Pero no se trata de abordar ahora la grave cuestión del cambio de sistema, empresa ardua y delicada en la que no caben ni la precipitación ni la frivolidad; es más, tal vez poco se gane con mudar de sistema si se dejan huecos por donde, al final, se cuelen y circulen el clientelismo, el nepotismo y los inicuos valimientos en la provisión de cargos públicos, que son justamente los vicios que el sistema de oposiciones quiso erradicar.

Conscientes de que estas son lacras tristemente arraigadas en nuestro carpetovetónico modo de ser, se dice que el sistema de oposiciones garantiza la objetividad; el argumento, miméticamente repetido como panacea redentora, es engañoso. La objetividad de la prueba mira exclusivamente a conjurar el riesgo de que la selección se lleve a cabo con acepción de personas y favoritismos, con vulneración, en suma, de los principios de mérito y capacidad. Pero que la selección se lleve a cabo sin interferencia alguna de favor o afecto personal, corporativo o ideológico no asegura la calidad de los seleccionados, su condición de buen jurista y buen juez. Por lo tanto, la objetividad de la prueba, siendo imprescindible, no lo es todo. Con criterios objetivos se puede alumbrar una buena colección de mediocres. Por cierto, la buscada objetividad no puede evitar sesgos asociados a la falta de anonimato, como explica en minucioso estudio Manuel F. Bagüés.

Como quiera que el régimen vigente se mantendrá por largo tiempo, y en un terreno tan propicio a la inercia y a las posiciones conservadoras, es preciso revisar, al menos, ciertos aspectos del actual sistema: contenidos del programa, composición de los tribunales, preeminencia de lo memorístico, oralidad o escritura de los ejercicios, conveniencia de incorporar un ejercicio práctico, informe o dictamen de corrección "ciega", instauración de un régimen de becas, separación de las oposiciones a jueces y fiscales, pues dada la radical diversidad de funciones y cometidos, la identidad de programas no tiene justificación alguna.

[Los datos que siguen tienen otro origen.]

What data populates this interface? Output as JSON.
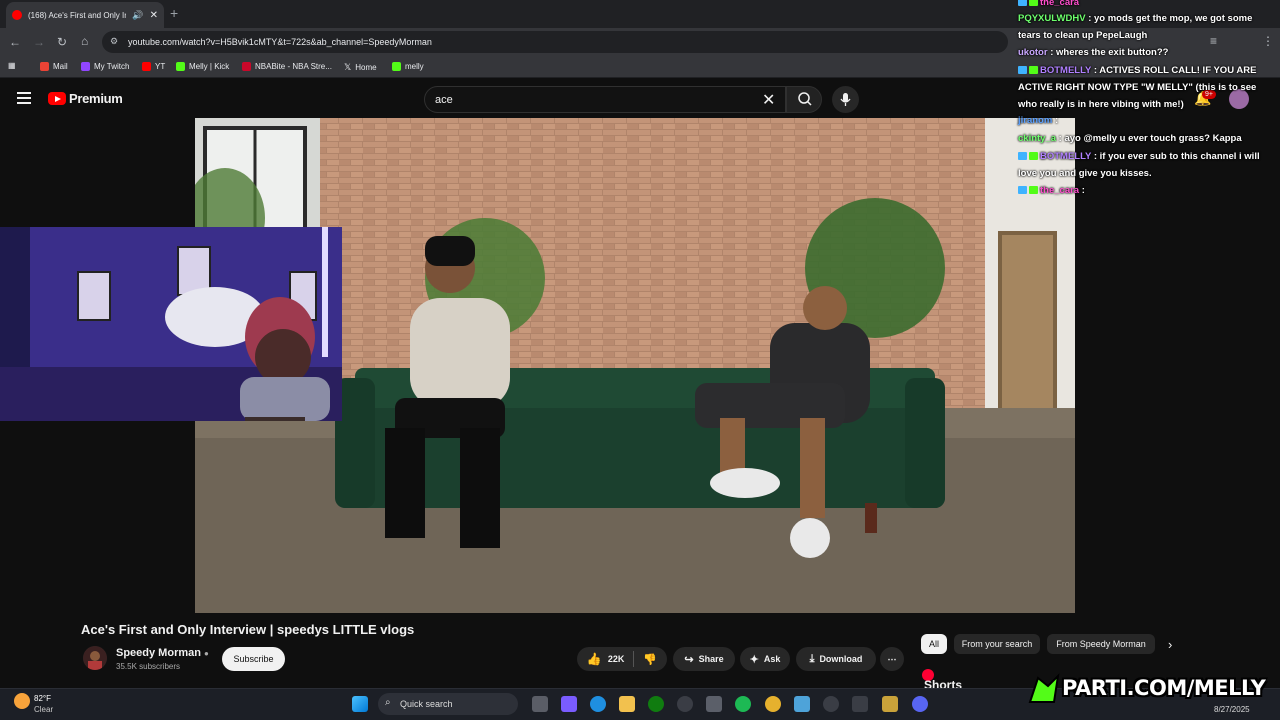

Hay otro aspecto que atañe a las garantías del opositor. Sorprende que un examen en la Facultad esté revestido de mayores garantías que el ejercicio ante un tribunal de oposiciones del que depende el porvenir de una persona. En el primer caso, la disconformidad del alumno que afirma, por ejemplo, el error del catedrático puede ser llevada hasta un tribunal de garantías, que decidirá sobre la pertinencia de la queja. Conozco en este ámbito experiencias muy significativas. No ocurre así en el caso del opositor sometido a una decisión que, si es errónea o injustificada -y no hay razón para descartar la hipótesis-, el juicio es irrevisable e irremediable.

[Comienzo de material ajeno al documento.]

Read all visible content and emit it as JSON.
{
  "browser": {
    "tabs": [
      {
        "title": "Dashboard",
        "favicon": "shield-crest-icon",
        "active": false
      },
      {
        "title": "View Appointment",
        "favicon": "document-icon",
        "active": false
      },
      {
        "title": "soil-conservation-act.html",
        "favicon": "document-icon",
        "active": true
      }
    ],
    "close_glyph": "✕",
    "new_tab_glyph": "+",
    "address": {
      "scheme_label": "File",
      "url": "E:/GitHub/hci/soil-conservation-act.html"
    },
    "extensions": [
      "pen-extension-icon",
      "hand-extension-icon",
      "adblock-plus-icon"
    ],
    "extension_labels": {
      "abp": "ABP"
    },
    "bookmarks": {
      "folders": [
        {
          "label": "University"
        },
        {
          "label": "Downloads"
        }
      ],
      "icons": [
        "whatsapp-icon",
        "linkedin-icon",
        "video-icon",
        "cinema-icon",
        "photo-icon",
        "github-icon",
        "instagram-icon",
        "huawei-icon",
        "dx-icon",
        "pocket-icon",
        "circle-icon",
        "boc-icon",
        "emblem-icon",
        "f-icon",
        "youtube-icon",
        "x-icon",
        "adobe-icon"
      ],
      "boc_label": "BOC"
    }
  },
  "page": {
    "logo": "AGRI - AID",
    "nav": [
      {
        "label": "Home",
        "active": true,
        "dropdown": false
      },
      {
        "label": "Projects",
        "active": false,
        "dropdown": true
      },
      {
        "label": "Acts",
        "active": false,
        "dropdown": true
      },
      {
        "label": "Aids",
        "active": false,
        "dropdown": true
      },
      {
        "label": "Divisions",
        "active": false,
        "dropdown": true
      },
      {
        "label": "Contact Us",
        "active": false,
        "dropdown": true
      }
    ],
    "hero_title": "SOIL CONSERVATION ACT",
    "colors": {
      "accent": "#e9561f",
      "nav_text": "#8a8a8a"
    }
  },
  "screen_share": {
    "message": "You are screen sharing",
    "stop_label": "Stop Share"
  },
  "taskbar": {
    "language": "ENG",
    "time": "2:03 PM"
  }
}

Es aconsejable que el tribunal explique al opositor las razones que le llevan a declararle no apto. Así se procede en ocasiones, pero no pocas veces ocurre que las explicaciones adolecen de una vaguedad inquietante e inadmisible. Salvando la libertad de exigencia que el tribunal quiera imponer, sucede alguna vez que la explicación dada por aquel suscita la abierta discrepancia del opositor o el reproche vehemente del error. No es fácil digerir que el opositor carezca de medio alguno para hacer valer su reconvención. Debe plantearse entonces la conveniencia de que el ejercicio sea grabado para el caso de que su utilización fuese necesaria como medio de verificación o de calificación por otro tribunal de contraste. ¿Acaso es mucho pedir?